No clinically validated synergistic combinations involving oleandrin have been established in human trials; however, preclinical data suggest that oleandrin's mTOR inhibition may complement conventional chemotherapeutic agents targeting overlapping PI3K/Akt pathways, such as rapamycin analogs or EGFR inhibitors, though additive toxicity risks have not been systematically characterized. The co-presence of quercetin and rutin in whole N. oleander extracts (e.g., breastin) may contribute complementary antioxidant and anti-inflammatory activity that modulates the tumor microenvironment through distinct mechanisms from oleandrin's glycoside effects. Any stack pairing involving oleandrin remains entirely experimental and should not be pursued outside rigorously supervised clinical research given the compound's cardiotoxic profile.

Safety & Interactions

Oleandrin carries an extremely narrow therapeutic window and is classified as a potent cardiac glycoside toxin; ingestion of N. oleander plant material or concentrated oleandrin extracts has caused fatal cardiac arrhythmias, bradycardia, atrioventricular block, and ventricular fibrillation in humans and animals through sustained Na+/K+-ATPase inhibition, elevating intracellular calcium to lethal levels.
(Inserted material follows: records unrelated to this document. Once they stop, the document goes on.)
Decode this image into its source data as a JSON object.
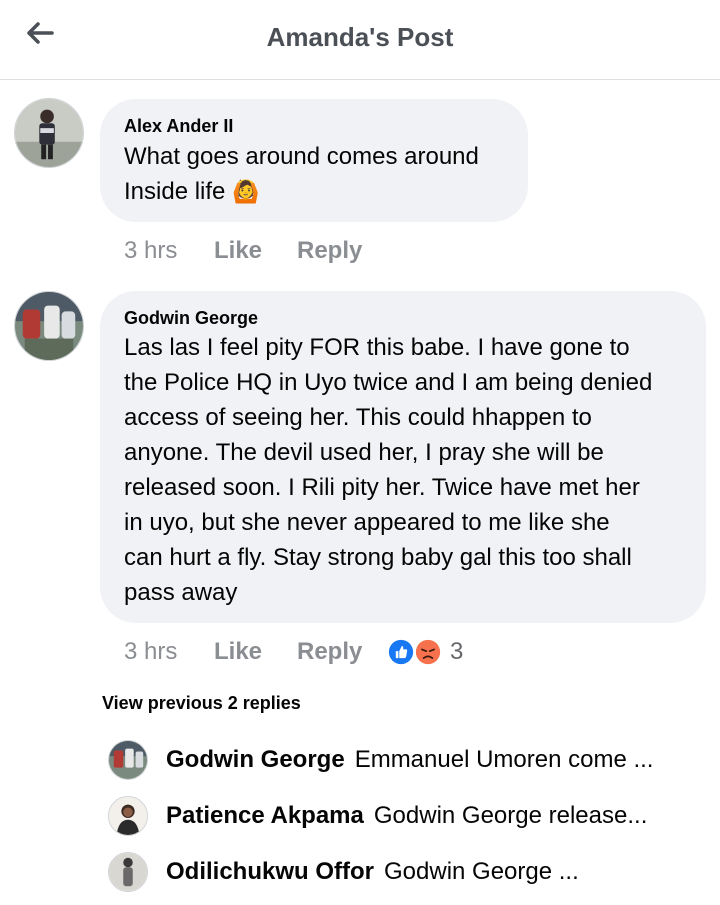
{
  "header": {
    "title": "Amanda's Post",
    "back_icon": "arrow-left-icon"
  },
  "comments": [
    {
      "author": "Alex Ander II",
      "text_lines": [
        "What goes around comes around",
        "Inside life"
      ],
      "emoji": "🙆",
      "time": "3 hrs",
      "like_label": "Like",
      "reply_label": "Reply"
    },
    {
      "author": "Godwin George",
      "text_lines": [
        "Las las I feel pity FOR this babe.  I have gone to",
        "the Police HQ in Uyo twice and I am being denied",
        "access of seeing her. This could hhappen to",
        "anyone. The devil used her, I pray she will be",
        "released soon. I Rili pity her. Twice have met her",
        "in uyo, but she never appeared to me like she",
        "can hurt a fly. Stay strong baby gal this too shall",
        "pass away"
      ],
      "time": "3 hrs",
      "like_label": "Like",
      "reply_label": "Reply",
      "reactions": {
        "icons": [
          "like-reaction-icon",
          "angry-reaction-icon"
        ],
        "count": "3",
        "colors": {
          "like": "#1877f2",
          "angry": "#f7714c"
        }
      }
    }
  ],
  "view_previous": "View previous 2 replies",
  "replies": [
    {
      "name": "Godwin George",
      "snippet": "Emmanuel Umoren come ..."
    },
    {
      "name": "Patience Akpama",
      "snippet": "Godwin George  release..."
    },
    {
      "name": "Odilichukwu Offor",
      "snippet": "Godwin George ..."
    }
  ],
  "colors": {
    "bubble": "#f0f2f5",
    "meta": "#8a8d91",
    "divider": "#dddfe2"
  }
}
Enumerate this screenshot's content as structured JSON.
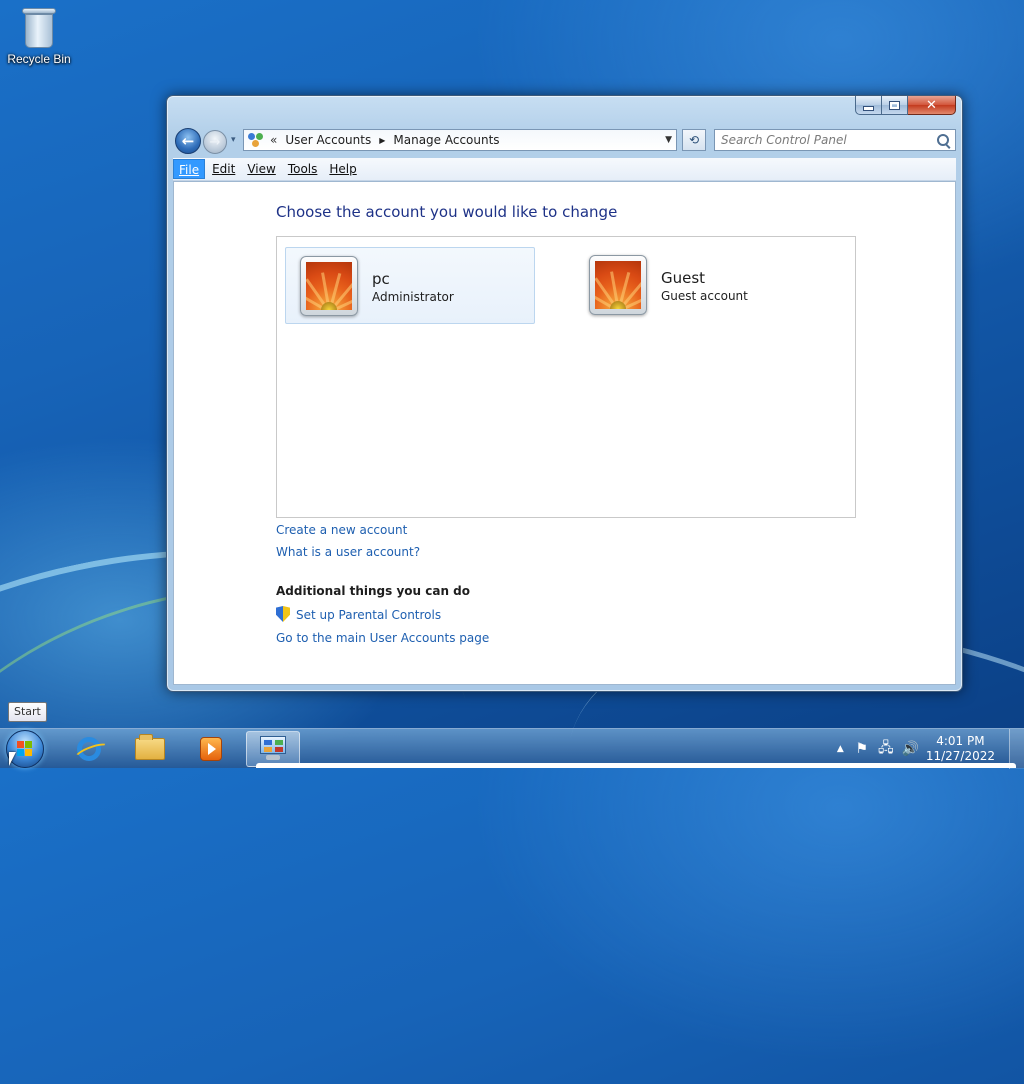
{
  "desktop": {
    "icons": [
      {
        "label": "Recycle Bin",
        "icon": "recycle-bin-icon"
      }
    ]
  },
  "window": {
    "caption_buttons": {
      "minimize": "minimize",
      "maximize": "maximize",
      "close": "✕"
    },
    "nav": {
      "back_glyph": "←",
      "forward_glyph": "→",
      "history_glyph": "▾",
      "breadcrumb_overflow": "«",
      "breadcrumbs": [
        "User Accounts",
        "Manage Accounts"
      ],
      "breadcrumb_separator": "▶",
      "address_dropdown_glyph": "▼",
      "refresh_glyph": "⟲",
      "search_placeholder": "Search Control Panel"
    },
    "menu": {
      "items": [
        {
          "label": "File",
          "active": true
        },
        {
          "label": "Edit",
          "active": false
        },
        {
          "label": "View",
          "active": false
        },
        {
          "label": "Tools",
          "active": false
        },
        {
          "label": "Help",
          "active": false
        }
      ]
    },
    "content": {
      "heading": "Choose the account you would like to change",
      "accounts": [
        {
          "name": "pc",
          "type": "Administrator",
          "selected": true
        },
        {
          "name": "Guest",
          "type": "Guest account",
          "selected": false
        }
      ],
      "links": [
        "Create a new account",
        "What is a user account?"
      ],
      "additional_heading": "Additional things you can do",
      "additional_links": [
        "Set up Parental Controls",
        "Go to the main User Accounts page"
      ]
    }
  },
  "tooltip": "Start",
  "taskbar": {
    "pinned": [
      {
        "name": "internet-explorer-icon",
        "active": false
      },
      {
        "name": "folder-icon",
        "active": false
      },
      {
        "name": "media-player-icon",
        "active": false
      },
      {
        "name": "control-panel-icon",
        "active": true
      }
    ],
    "tray": {
      "show_hidden_glyph": "▲",
      "icons": [
        {
          "name": "action-center-flag-icon",
          "glyph": "⚑"
        },
        {
          "name": "network-icon",
          "glyph": "🖧"
        },
        {
          "name": "volume-icon",
          "glyph": "🔊"
        }
      ],
      "time": "4:01 PM",
      "date": "11/27/2022"
    }
  },
  "colors": {
    "link": "#1e5fb0",
    "heading": "#1e3287",
    "menu_active": "#3399ff"
  }
}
Concurrent use with other cardiac glycosides (e.g., digoxin), antiarrhythmic agents, calcium channel blockers, or potassium-altering diuretics would be expected to produce dangerous additive cardiotoxicity, though formal drug interaction pharmacokinetic studies in humans are absent from the published literature. Oleandrin is absolutely contraindicated in individuals with pre-existing cardiac arrhythmias, heart block, hypokalemia, or hypomagnesemia, and is not recommended during pregnancy or lactation due to lack of safety data and known cytotoxic potential. No maximum safe dose has been established for non-clinical populations; oleandrin is not recommended as a nutritional supplement under any circumstances, and any investigational use must occur exclusively under medical supervision within a formal clinical trial framework.